Don't forget to delete endpoint if you don't need it anymore.

In [13]:
sess.delete_endpoint(predictor.endpoint)

### Batch transform job
If you don't need real-time prediction, you can use transform job. It uses saved model, compute predictions one time and saves it in specified or auto-generated output path.

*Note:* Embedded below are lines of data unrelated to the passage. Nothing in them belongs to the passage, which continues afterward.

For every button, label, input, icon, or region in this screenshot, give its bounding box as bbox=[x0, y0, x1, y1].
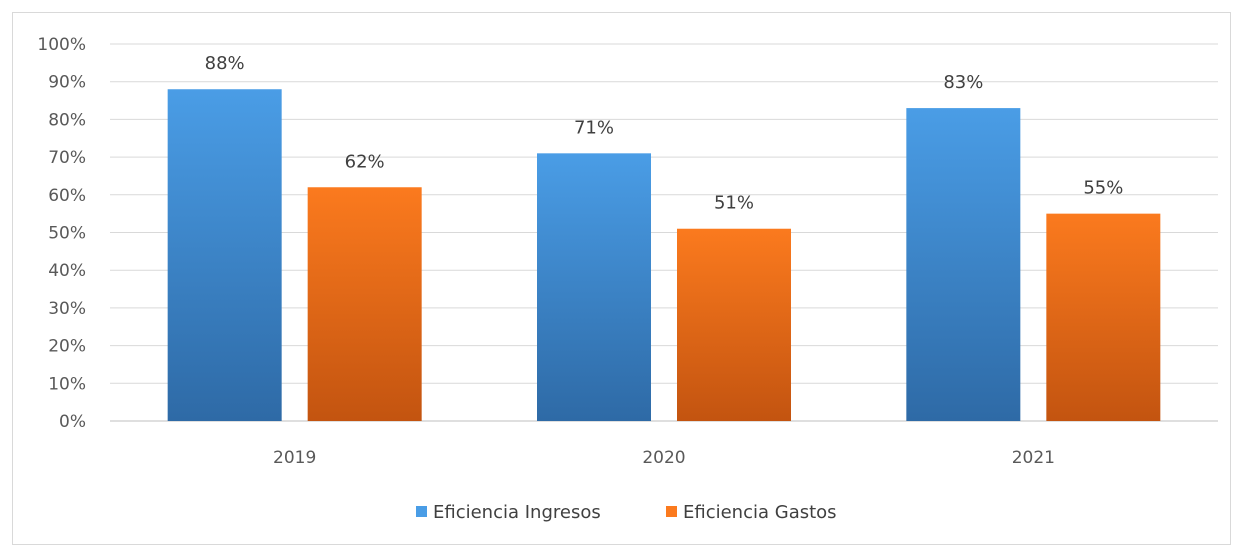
y-tick-label: 90% bbox=[48, 73, 86, 93]
legend-swatch bbox=[416, 506, 427, 517]
y-tick-label: 50% bbox=[48, 224, 86, 244]
y-tick-label: 100% bbox=[37, 35, 86, 55]
bar-eficiencia-gastos-2019 bbox=[307, 187, 422, 421]
y-tick-label: 10% bbox=[48, 374, 86, 394]
data-label: 51% bbox=[714, 193, 754, 214]
y-axis-ticks: 0% 10% 20% 30% 40% 50% 60% 70% 80% 90% 100% bbox=[37, 35, 86, 432]
legend-swatch bbox=[666, 506, 677, 517]
data-label: 88% bbox=[205, 53, 245, 74]
bar-eficiencia-ingresos-2020 bbox=[537, 153, 651, 421]
x-axis-ticks: 2019 2020 2021 bbox=[273, 448, 1055, 468]
y-tick-label: 0% bbox=[59, 412, 86, 432]
bar-eficiencia-ingresos-2019 bbox=[167, 89, 282, 422]
data-labels: 88% 62% 71% 51% 83% 55% bbox=[205, 53, 1124, 213]
data-label: 55% bbox=[1083, 178, 1123, 199]
y-tick-label: 40% bbox=[48, 261, 86, 281]
bar-eficiencia-gastos-2020 bbox=[677, 228, 791, 421]
y-tick-label: 80% bbox=[48, 110, 86, 130]
y-tick-label: 60% bbox=[48, 186, 86, 206]
x-tick-label: 2021 bbox=[1012, 448, 1055, 468]
legend: Eficiencia Ingresos Eficiencia Gastos bbox=[416, 502, 837, 523]
gridlines bbox=[110, 43, 1218, 422]
data-label: 62% bbox=[345, 151, 385, 172]
data-label: 71% bbox=[574, 117, 614, 138]
bars bbox=[167, 89, 1161, 422]
bar-eficiencia-ingresos-2021 bbox=[906, 108, 1021, 421]
legend-label: Eficiencia Ingresos bbox=[433, 502, 601, 523]
y-tick-label: 30% bbox=[48, 299, 86, 319]
x-tick-label: 2019 bbox=[273, 448, 316, 468]
data-label: 83% bbox=[943, 72, 983, 93]
y-tick-label: 20% bbox=[48, 337, 86, 357]
legend-label: Eficiencia Gastos bbox=[683, 502, 837, 523]
y-tick-label: 70% bbox=[48, 148, 86, 168]
bar-eficiencia-gastos-2021 bbox=[1046, 213, 1161, 421]
x-tick-label: 2020 bbox=[642, 448, 685, 468]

More about transform jobs: https://docs.aws.amazon.com/sagemaker/latest/dg/how-it-works-batch.html

Transformer API: https://sagemaker.readthedocs.io/en/latest/transformer.html

In [None]:
transformer = stopword_algorithm.transformer(
    instance_count=1, 
    instance_type='ml.m5.xlarge', 
    accept='application/jsonlines',
    output_path='s3://<bucket-name>/<output-path>'
)
transformer.transform(
    data="s3://<bucket-name>/<input-data-path>/<input-file-name>", # Example of transform data in data/transform_data_example
    content_type='application/jsonlines',
    job_name="stopword-transformer"
)
transformer.wait()
print(transformer.output_path)

### Cleanup

In [15]:
predictor.delete_model()

Finally, if the AWS Marketplace subscription was created just for an experiment and you would like to unsubscribe, here are the steps that can be followed. Before you cancel the subscription, ensure that you do not have any [deployable model](https://console.aws.amazon.com/sagemaker/home#/models) created from the model package or using the algorithm. Note - You can find this information by looking at the container name associated with the model.

**Steps to unsubscribe from the product on AWS Marketplace:**

Navigate to Machine Learning tab on Your [Software subscriptions page](https://aws.amazon.com/marketplace/ai/library?productType=ml&ref_=lbr_tab_ml).
Locate the listing that you would need to cancel, and click Cancel Subscription.